Legislatura 17ª - 12ª Commissione permanente - Resoconto sommario n. 120 del 04/06/2014

Proposta di direttiva del Parlamento europeo e del Consiglio che abroga la direttiva 93/5/CEE del Consiglio, del 25 febbraio 1993, concernente l'assistenza alla Commissione e la cooperazione degli Stati membri nell'esame scientifico di questioni relative ai prodotti alimentari (n. COM (2014) 246 definitivo)

(Esame, ai sensi dell'articolo 144 del Regolamento, dell'atto comunitario sottoposto al parere motivato sulla sussidiarietà e rinvio)

 

La relatrice BIANCONI (NCD) riferisce sull'Atto in titolo.

La proposta di direttiva è volta a disporre l'abrogazione della direttiva 93/5/CEE, che disciplina i lavori del Comitato scientifico dell'alimentazione umana, promuovendo il sostegno scientifico da parte degli Stati membri e organizzando la cooperazione con gli organismi nazionali interessati.

La Commissione europea ritiene che la direttiva oggetto della proposta di abrogazione sia ormai superata, dal momento che le funzioni del citato Comitato sono state attribuite all'Autorità europea per la sicurezza alimentare con sede a Parma, istituita con il Regolamento (CE) n. 178/2002. Inoltre, la stessa decisione 97/579/CE della Commissione, che a suo tempo istituì il Comitato, è stata già oggetto di abrogazione.

La relatrice sottolinea che si tratta di un intervento normativo coerente con il programma REFIT (Regulatory Fitness and Performance), in quanto finalizzato alla semplificazione ed alla riduzione degli oneri normativi.
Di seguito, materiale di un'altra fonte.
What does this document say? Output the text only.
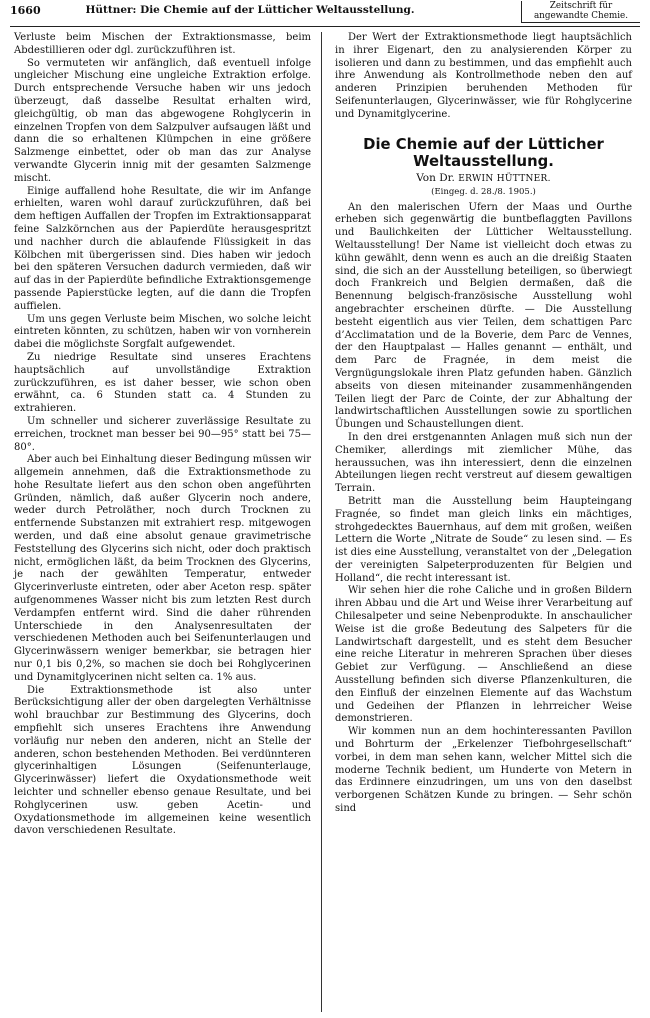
1660	Hüttner: Die Chemie auf der Lütticher Weltausstellung.	Zeitschrift für
angewandte Chemie.

Verluste beim Mischen der Extraktionsmasse, beim Abdestillieren oder dgl. zurückzuführen ist.

So vermuteten wir anfänglich, daß eventuell infolge ungleicher Mischung eine ungleiche Extraktion erfolge. Durch entsprechende Versuche haben wir uns jedoch überzeugt, daß dasselbe Resultat erhalten wird, gleichgültig, ob man das abgewogene Rohglycerin in einzelnen Tropfen von dem Salzpulver aufsaugen läßt und dann die so erhaltenen Klümpchen in eine größere Salzmenge einbettet, oder ob man das zur Analyse verwandte Glycerin innig mit der gesamten Salzmenge mischt.

Einige auffallend hohe Resultate, die wir im Anfange erhielten, waren wohl darauf zurückzuführen, daß bei dem heftigen Auffallen der Tropfen im Extraktionsapparat feine Salzkörnchen aus der Papierdüte herausgespritzt und nachher durch die ablaufende Flüssigkeit in das Kölbchen mit übergerissen sind. Dies haben wir jedoch bei den späteren Versuchen dadurch vermieden, daß wir auf das in der Papierdüte befindliche Extraktionsgemenge passende Papierstücke legten, auf die dann die Tropfen auffielen.

Um uns gegen Verluste beim Mischen, wo solche leicht eintreten könnten, zu schützen, haben wir von vornherein dabei die möglichste Sorgfalt aufgewendet.

Zu niedrige Resultate sind unseres Erachtens hauptsächlich auf unvollständige Extraktion zurückzuführen, es ist daher besser, wie schon oben erwähnt, ca. 6 Stunden statt ca. 4 Stunden zu extrahieren.

Um schneller und sicherer zuverlässige Resultate zu erreichen, trocknet man besser bei 90—95° statt bei 75—80°.

Aber auch bei Einhaltung dieser Bedingung müssen wir allgemein annehmen, daß die Extraktionsmethode zu hohe Resultate liefert aus den schon oben angeführten Gründen, nämlich, daß außer Glycerin noch andere, weder durch Petroläther, noch durch Trocknen zu entfernende Substanzen mit extrahiert resp. mitgewogen werden, und daß eine absolut genaue gravimetrische Feststellung des Glycerins sich nicht, oder doch praktisch nicht, ermöglichen läßt, da beim Trocknen des Glycerins, je nach der gewählten Temperatur, entweder Glycerinverluste eintreten, oder aber Aceton resp. später aufgenommenes Wasser nicht bis zum letzten Rest durch Verdampfen entfernt wird. Sind die daher rührenden Unterschiede in den Analysenresultaten der verschiedenen Methoden auch bei Seifenunterlaugen und Glycerinwässern weniger bemerkbar, sie betragen hier nur 0,1 bis 0,2%, so machen sie doch bei Rohglycerinen und Dynamitglycerinen nicht selten ca. 1% aus.

Die Extraktionsmethode ist also unter Berücksichtigung aller der oben dargelegten Verhältnisse wohl brauchbar zur Bestimmung des Glycerins, doch empfiehlt sich unseres Erachtens ihre Anwendung vorläufig nur neben den anderen, nicht an Stelle der anderen, schon bestehenden Methoden. Bei verdünnteren glycerinhaltigen Lösungen (Seifenunterlauge, Glycerinwässer) liefert die Oxydationsmethode weit leichter und schneller ebenso genaue Resultate, und bei Rohglycerinen usw. geben Acetin- und Oxydationsmethode im allgemeinen keine wesentlich davon verschiedenen Resultate.

Der Wert der Extraktionsmethode liegt hauptsächlich in ihrer Eigenart, den zu analysierenden Körper zu isolieren und dann zu bestimmen, und das empfiehlt auch ihre Anwendung als Kontrollmethode neben den auf anderen Prinzipien beruhenden Methoden für Seifenunterlaugen, Glycerinwässer, wie für Rohglycerine und Dynamitglycerine.

Die Chemie auf der Lütticher Weltausstellung.
Von Dr. ERWIN HÜTTNER.
(Eingeg. d. 28./8. 1905.)

An den malerischen Ufern der Maas und Ourthe erheben sich gegenwärtig die buntbeflaggten Pavillons und Baulichkeiten der Lütticher Weltausstellung. Weltausstellung! Der Name ist vielleicht doch etwas zu kühn gewählt, denn wenn es auch an die dreißig Staaten sind, die sich an der Ausstellung beteiligen, so überwiegt doch Frankreich und Belgien dermaßen, daß die Benennung belgisch-französische Ausstellung wohl angebrachter erscheinen dürfte. — Die Ausstellung besteht eigentlich aus vier Teilen, dem schattigen Parc d’Acclimatation und de la Boverie, dem Parc de Vennes, der den Hauptpalast — Halles genannt — enthält, und dem Parc de Fragnée, in dem meist die Vergnügungslokale ihren Platz gefunden haben. Gänzlich abseits von diesen miteinander zusammenhängenden Teilen liegt der Parc de Cointe, der zur Abhaltung der landwirtschaftlichen Ausstellungen sowie zu sportlichen Übungen und Schaustellungen dient.

In den drei erstgenannten Anlagen muß sich nun der Chemiker, allerdings mit ziemlicher Mühe, das heraussuchen, was ihn interessiert, denn die einzelnen Abteilungen liegen recht verstreut auf diesem gewaltigen Terrain.

Betritt man die Ausstellung beim Haupteingang Fragnée, so findet man gleich links ein mächtiges, strohgedecktes Bauernhaus, auf dem mit großen, weißen Lettern die Worte „Nitrate de Soude“ zu lesen sind. — Es ist dies eine Ausstellung, veranstaltet von der „Delegation der vereinigten Salpeterproduzenten für Belgien und Holland“, die recht interessant ist.

Wir sehen hier die rohe Caliche und in großen Bildern ihren Abbau und die Art und Weise ihrer Verarbeitung auf Chilesalpeter und seine Nebenprodukte. In anschaulicher Weise ist die große Bedeutung des Salpeters für die Landwirtschaft dargestellt, und es steht dem Besucher eine reiche Literatur in mehreren Sprachen über dieses Gebiet zur Verfügung. — Anschließend an diese Ausstellung befinden sich diverse Pflanzenkulturen, die den Einfluß der einzelnen Elemente auf das Wachstum und Gedeihen der Pflanzen in lehrreicher Weise demonstrieren.

Wir kommen nun an dem hochinteressanten Pavillon und Bohrturm der „Erkelenzer Tiefbohrgesellschaft“ vorbei, in dem man sehen kann, welcher Mittel sich die moderne Technik bedient, um Hunderte von Metern in das Erdinnere einzudringen, um uns von den daselbst verborgenen Schätzen Kunde zu bringen. — Sehr schön sind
Fa inoltre presente che l'Atto in esame appare conforme al principio di sussidiarietà, dal momento che l'abrogazione di un Atto giuridico dell'Unione europea può avere luogo solo con un nuovo Atto successivo e pari ordinato, per la cui adozione sono competenti solo le istituzioni europee. Inoltre, esso appare congruo rispetto agli obiettivi che intende perseguire, per ciò che attiene al rispetto del principio di proporzionalità.

 

Il seguito dell'esame è quindi rinviato.